Morphology and Ultrastructure of Mycoplasmas


The mycoplasmas pertain to the separate phylum Tenericutes, class Mollicutes and the order Mycoplasmatales.

Family Mycoplasmataceae comprises two genera, containing human pathogens: Mycoplasma and Ureaplasma.

Mycoplasmas are the smallest bacterial representatives, usually 100-200 nm in size; larger microbial forms up to 500-700 nm can be found.

They don’t produce spores or capsules; certain members of Ureaplasma genus may have flagella.

The outstanding feature of mycoplasmal cells is the absence of the cell wall in these bacteria. Phylogenetic analysis revealed that mycoplasmas initially originated from gram-positive ancestor bacteria after gradual loss of essential genes responsible for the cell wall synthesis.

Because of the cell wall absence, mycoplasmas are highly polymorphic microbials. They produce granular, coccoid, rod-like, clustered, pseudomycelial, and filamentous forms. As the substitute of the cell wall, the bacteria possess thick triple-layered cytoplasmic membrane.

At first mycoplasmal infections were detected by E. Nocard and E. Roux, who studied the infectious agents of pneumonia in cattle. The putative causative agent was invisible in light microscope and not cultured on conventional nutrient media. Thus, it long was ascertained as virus, especially as it easily penetrated through standard bacterial filters. Only in 1944 M. Eaton isolated mycoplasma from sputum of patients with pneumonia.

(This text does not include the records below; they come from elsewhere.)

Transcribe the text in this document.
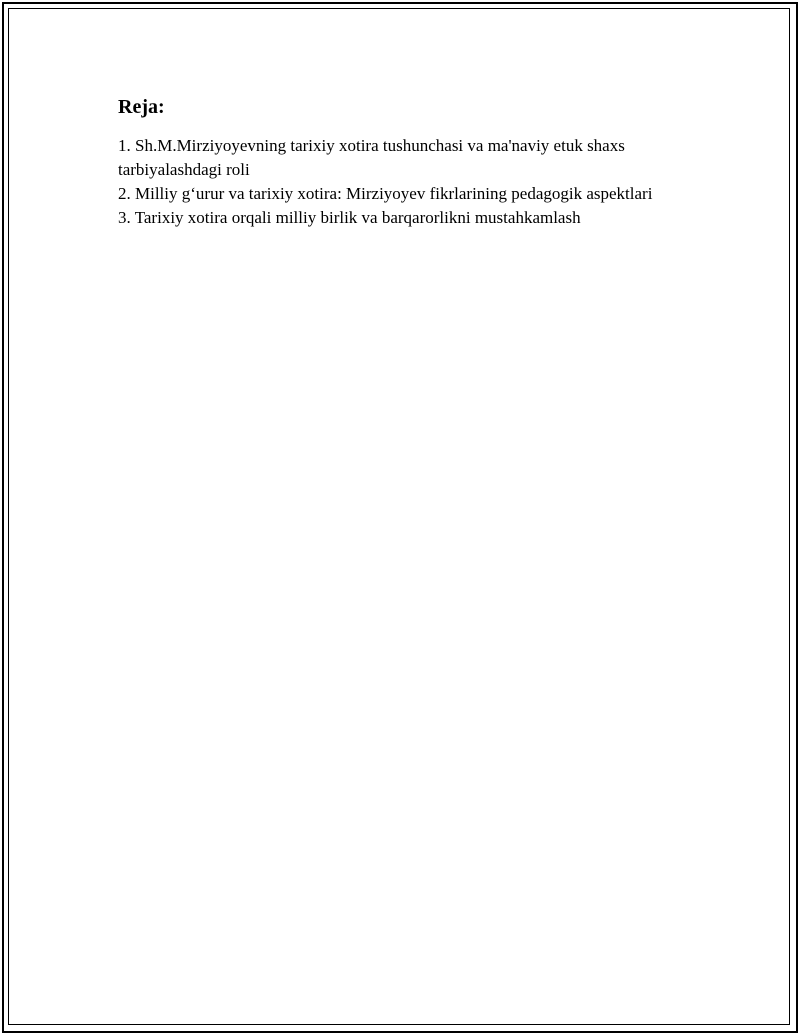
Reja:
1. Sh.M.Mirziyoyevning tarixiy xotira tushunchasi va ma'naviy etuk shaxs tarbiyalashdagi roli
2. Milliy g‘urur va tarixiy xotira: Mirziyoyev fikrlarining pedagogik aspektlari
3. Tarixiy xotira orqali milliy birlik va barqarorlikni mustahkamlash
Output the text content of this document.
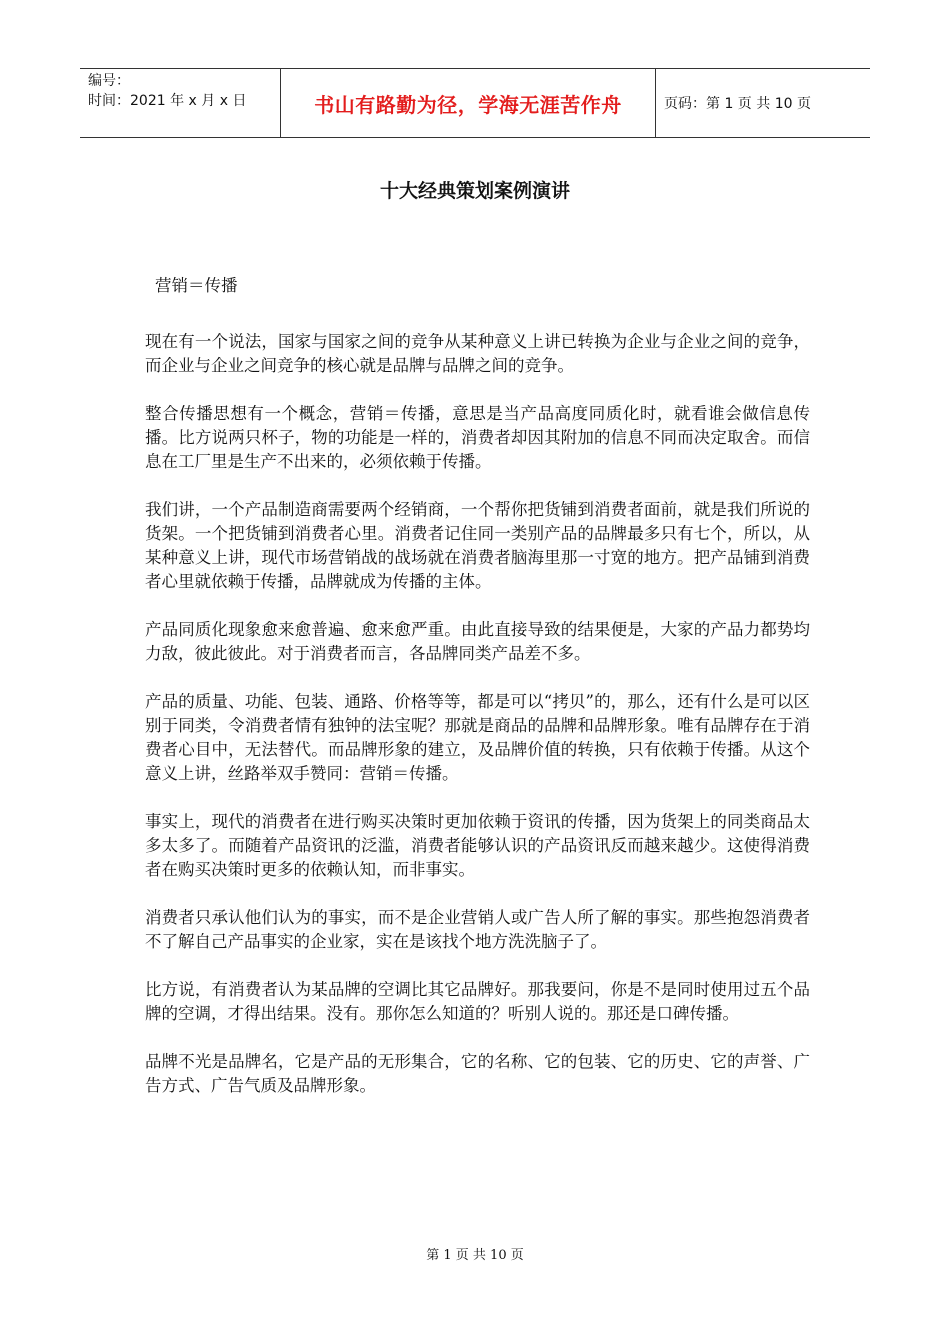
编号：
时间：2021 年 x 月 x 日	书山有路勤为径，学海无涯苦作舟	页码：第 1 页 共 10 页
十大经典策划案例演讲
营销＝传播

现在有一个说法，国家与国家之间的竞争从某种意义上讲已转换为企业与企业之间的竞争，而企业与企业之间竞争的核心就是品牌与品牌之间的竞争。

整合传播思想有一个概念，营销＝传播，意思是当产品高度同质化时，就看谁会做信息传播。比方说两只杯子，物的功能是一样的，消费者却因其附加的信息不同而决定取舍。而信息在工厂里是生产不出来的，必须依赖于传播。

我们讲，一个产品制造商需要两个经销商，一个帮你把货铺到消费者面前，就是我们所说的货架。一个把货铺到消费者心里。消费者记住同一类别产品的品牌最多只有七个，所以，从某种意义上讲，现代市场营销战的战场就在消费者脑海里那一寸宽的地方。把产品铺到消费者心里就依赖于传播，品牌就成为传播的主体。

产品同质化现象愈来愈普遍、愈来愈严重。由此直接导致的结果便是，大家的产品力都势均力敌，彼此彼此。对于消费者而言，各品牌同类产品差不多。

产品的质量、功能、包装、通路、价格等等，都是可以“拷贝”的，那么，还有什么是可以区别于同类，令消费者情有独钟的法宝呢？那就是商品的品牌和品牌形象。唯有品牌存在于消费者心目中，无法替代。而品牌形象的建立，及品牌价值的转换，只有依赖于传播。从这个意义上讲，丝路举双手赞同：营销＝传播。

事实上，现代的消费者在进行购买决策时更加依赖于资讯的传播，因为货架上的同类商品太多太多了。而随着产品资讯的泛滥，消费者能够认识的产品资讯反而越来越少。这使得消费者在购买决策时更多的依赖认知，而非事实。

消费者只承认他们认为的事实，而不是企业营销人或广告人所了解的事实。那些抱怨消费者不了解自己产品事实的企业家，实在是该找个地方洗洗脑子了。

比方说，有消费者认为某品牌的空调比其它品牌好。那我要问，你是不是同时使用过五个品牌的空调，才得出结果。没有。那你怎么知道的？听别人说的。那还是口碑传播。

品牌不光是品牌名，它是产品的无形集合，它的名称、它的包装、它的历史、它的声誉、广告方式、广告气质及品牌形象。

第 1 页 共 10 页
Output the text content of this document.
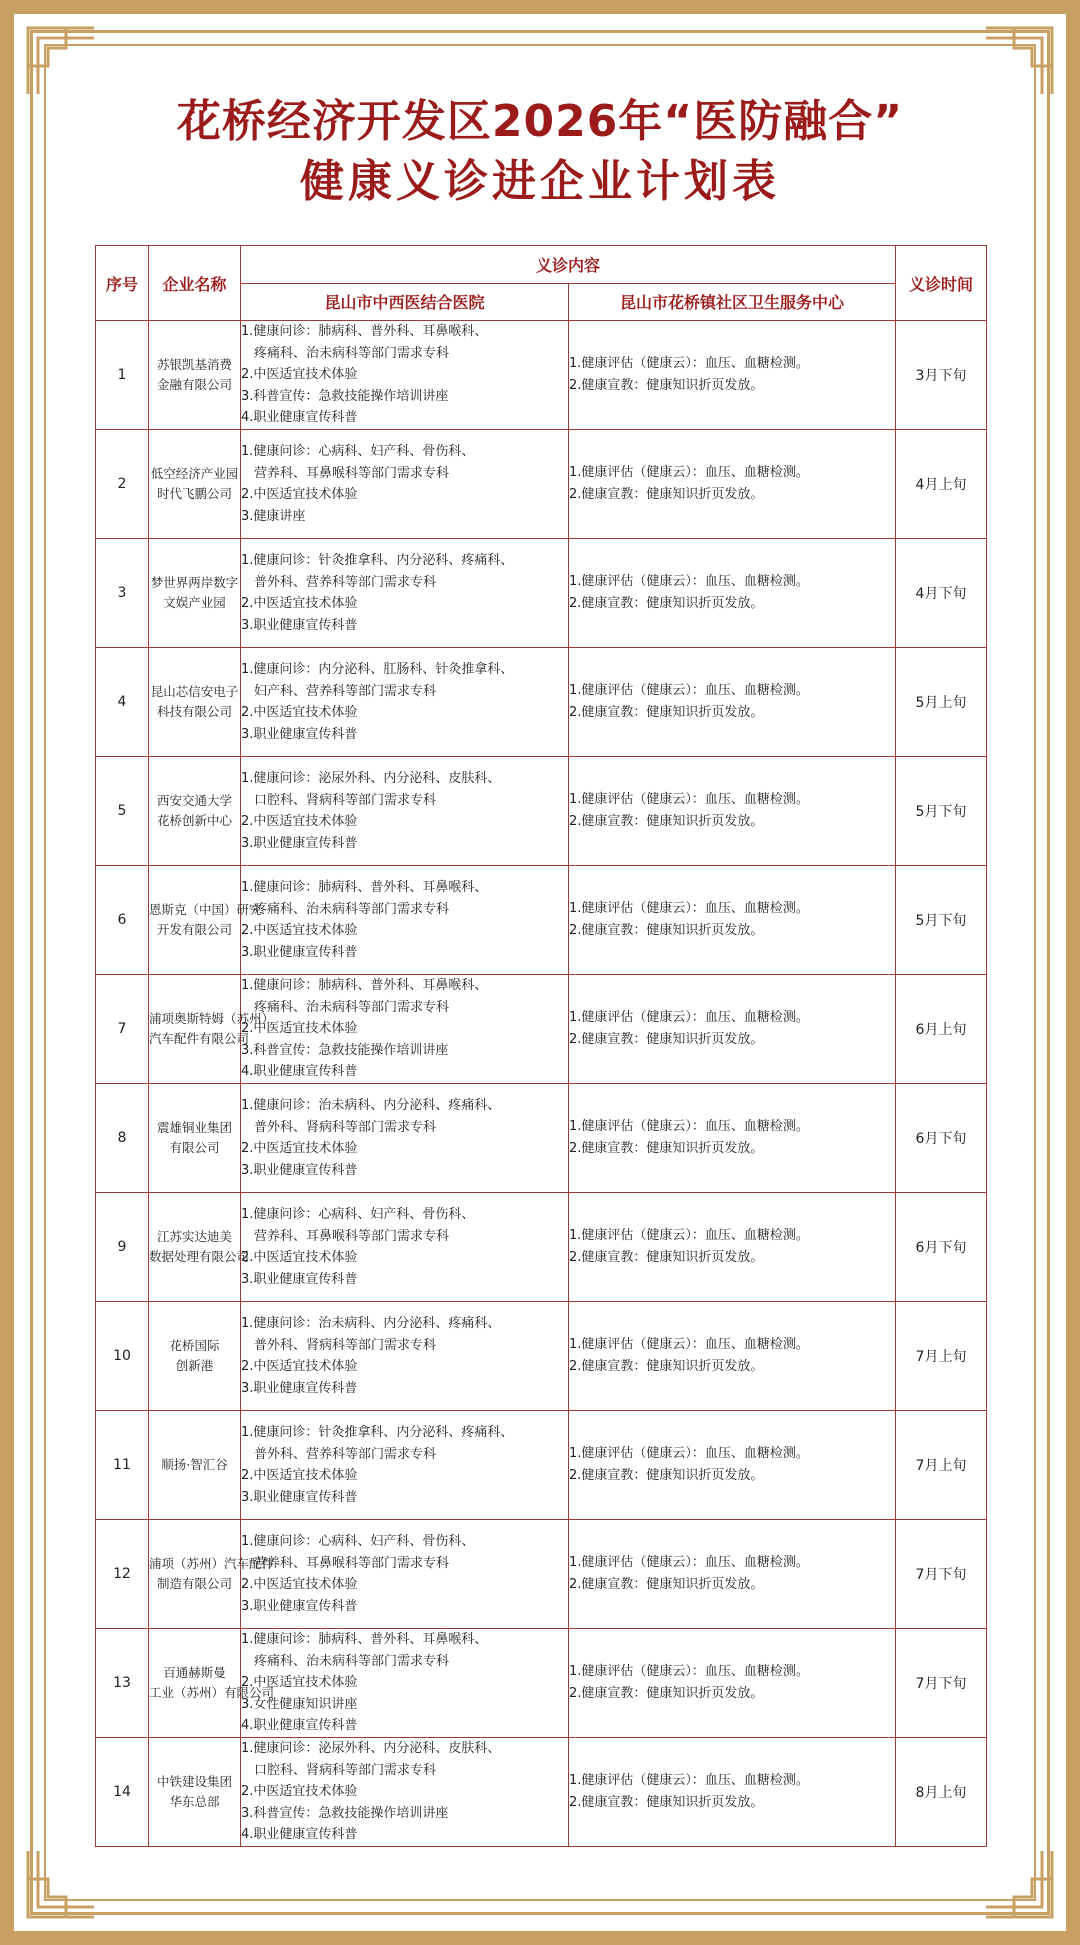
花桥经济开发区2026年“医防融合”
健康义诊进企业计划表
序号	企业名称	义诊内容		义诊时间
		昆山市中西医结合医院	昆山市花桥镇社区卫生服务中心	
1	苏银凯基消费
金融有限公司	1.健康问诊：肺病科、普外科、耳鼻喉科、
疼痛科、治未病科等部门需求专科
2.中医适宜技术体验
3.科普宣传：急救技能操作培训讲座
4.职业健康宣传科普	1.健康评估（健康云）：血压、血糖检测。
2.健康宣教：健康知识折页发放。	3月下旬
2	低空经济产业园
时代飞鹏公司	1.健康问诊：心病科、妇产科、骨伤科、
营养科、耳鼻喉科等部门需求专科
2.中医适宜技术体验
3.健康讲座	1.健康评估（健康云）：血压、血糖检测。
2.健康宣教：健康知识折页发放。	4月上旬
3	梦世界两岸数字
文娱产业园	1.健康问诊：针灸推拿科、内分泌科、疼痛科、
普外科、营养科等部门需求专科
2.中医适宜技术体验
3.职业健康宣传科普	1.健康评估（健康云）：血压、血糖检测。
2.健康宣教：健康知识折页发放。	4月下旬
4	昆山芯信安电子
科技有限公司	1.健康问诊：内分泌科、肛肠科、针灸推拿科、
妇产科、营养科等部门需求专科
2.中医适宜技术体验
3.职业健康宣传科普	1.健康评估（健康云）：血压、血糖检测。
2.健康宣教：健康知识折页发放。	5月上旬
5	西安交通大学
花桥创新中心	1.健康问诊：泌尿外科、内分泌科、皮肤科、
口腔科、肾病科等部门需求专科
2.中医适宜技术体验
3.职业健康宣传科普	1.健康评估（健康云）：血压、血糖检测。
2.健康宣教：健康知识折页发放。	5月下旬
6	恩斯克（中国）研究
开发有限公司	1.健康问诊：肺病科、普外科、耳鼻喉科、
疼痛科、治未病科等部门需求专科
2.中医适宜技术体验
3.职业健康宣传科普	1.健康评估（健康云）：血压、血糖检测。
2.健康宣教：健康知识折页发放。	5月下旬
7	浦项奥斯特姆（苏州）
汽车配件有限公司	1.健康问诊：肺病科、普外科、耳鼻喉科、
疼痛科、治未病科等部门需求专科
2.中医适宜技术体验
3.科普宣传：急救技能操作培训讲座
4.职业健康宣传科普	1.健康评估（健康云）：血压、血糖检测。
2.健康宣教：健康知识折页发放。	6月上旬
8	震雄铜业集团
有限公司	1.健康问诊：治未病科、内分泌科、疼痛科、
普外科、肾病科等部门需求专科
2.中医适宜技术体验
3.职业健康宣传科普	1.健康评估（健康云）：血压、血糖检测。
2.健康宣教：健康知识折页发放。	6月下旬
9	江苏实达迪美
数据处理有限公司	1.健康问诊：心病科、妇产科、骨伤科、
营养科、耳鼻喉科等部门需求专科
2.中医适宜技术体验
3.职业健康宣传科普	1.健康评估（健康云）：血压、血糖检测。
2.健康宣教：健康知识折页发放。	6月下旬
10	花桥国际
创新港	1.健康问诊：治未病科、内分泌科、疼痛科、
普外科、肾病科等部门需求专科
2.中医适宜技术体验
3.职业健康宣传科普	1.健康评估（健康云）：血压、血糖检测。
2.健康宣教：健康知识折页发放。	7月上旬
11	顺扬·智汇谷	1.健康问诊：针灸推拿科、内分泌科、疼痛科、
普外科、营养科等部门需求专科
2.中医适宜技术体验
3.职业健康宣传科普	1.健康评估（健康云）：血压、血糖检测。
2.健康宣教：健康知识折页发放。	7月上旬
12	浦项（苏州）汽车配件
制造有限公司	1.健康问诊：心病科、妇产科、骨伤科、
营养科、耳鼻喉科等部门需求专科
2.中医适宜技术体验
3.职业健康宣传科普	1.健康评估（健康云）：血压、血糖检测。
2.健康宣教：健康知识折页发放。	7月下旬
13	百通赫斯曼
工业（苏州）有限公司	1.健康问诊：肺病科、普外科、耳鼻喉科、
疼痛科、治未病科等部门需求专科
2.中医适宜技术体验
3.女性健康知识讲座
4.职业健康宣传科普	1.健康评估（健康云）：血压、血糖检测。
2.健康宣教：健康知识折页发放。	7月下旬
14	中铁建设集团
华东总部	1.健康问诊：泌尿外科、内分泌科、皮肤科、
口腔科、肾病科等部门需求专科
2.中医适宜技术体验
3.科普宣传：急救技能操作培训讲座
4.职业健康宣传科普	1.健康评估（健康云）：血压、血糖检测。
2.健康宣教：健康知识折页发放。	8月上旬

There are many free-living as well as pathogenic species of mycoplasmas. They inhabit the soil, sewage waters, various organic matters, and the living bodies of plants, animals and humans.

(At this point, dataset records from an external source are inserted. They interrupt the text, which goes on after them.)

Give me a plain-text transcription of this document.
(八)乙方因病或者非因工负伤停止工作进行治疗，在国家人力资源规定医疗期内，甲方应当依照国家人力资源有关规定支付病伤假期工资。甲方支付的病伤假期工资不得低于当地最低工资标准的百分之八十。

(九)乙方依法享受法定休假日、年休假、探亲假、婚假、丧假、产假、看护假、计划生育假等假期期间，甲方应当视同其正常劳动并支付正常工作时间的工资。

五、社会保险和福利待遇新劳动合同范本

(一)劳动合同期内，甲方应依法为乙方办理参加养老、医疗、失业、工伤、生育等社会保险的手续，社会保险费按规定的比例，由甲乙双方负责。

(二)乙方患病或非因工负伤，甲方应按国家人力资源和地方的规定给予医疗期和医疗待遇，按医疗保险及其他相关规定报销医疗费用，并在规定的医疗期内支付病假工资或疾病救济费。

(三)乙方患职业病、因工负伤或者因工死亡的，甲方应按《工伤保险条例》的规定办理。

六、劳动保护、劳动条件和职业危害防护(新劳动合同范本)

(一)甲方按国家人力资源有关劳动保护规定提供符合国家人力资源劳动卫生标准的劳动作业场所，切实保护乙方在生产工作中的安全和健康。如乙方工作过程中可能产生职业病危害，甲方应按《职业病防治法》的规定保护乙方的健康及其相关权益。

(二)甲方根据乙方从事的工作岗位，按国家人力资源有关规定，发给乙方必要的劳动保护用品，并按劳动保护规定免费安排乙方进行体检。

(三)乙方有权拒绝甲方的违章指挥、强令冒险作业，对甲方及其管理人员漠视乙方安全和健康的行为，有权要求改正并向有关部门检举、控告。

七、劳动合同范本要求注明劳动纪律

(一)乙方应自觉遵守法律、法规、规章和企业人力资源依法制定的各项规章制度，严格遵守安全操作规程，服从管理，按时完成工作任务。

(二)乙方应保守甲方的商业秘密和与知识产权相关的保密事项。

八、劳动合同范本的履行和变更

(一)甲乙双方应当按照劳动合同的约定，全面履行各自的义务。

Mycoplasmas grow slowly (up to 1-2 weeks) on media containing serum, cholesterol, fatty acids, arginine and other growth factors. Their microcolonies on solid media resemble “fried eggs” with round consolidated central part.

The most common pathogenic representatives are Mycoplasma pneumoniae – the causative agents of pneumonia and other respiratory infections, and M. hominis, M. genitalium, Ureaplasma urealytica and Ureaplasma parvum that may induce infections of urogenital tract. The latter group of bacteria can occasionally cause meningitis in newborns.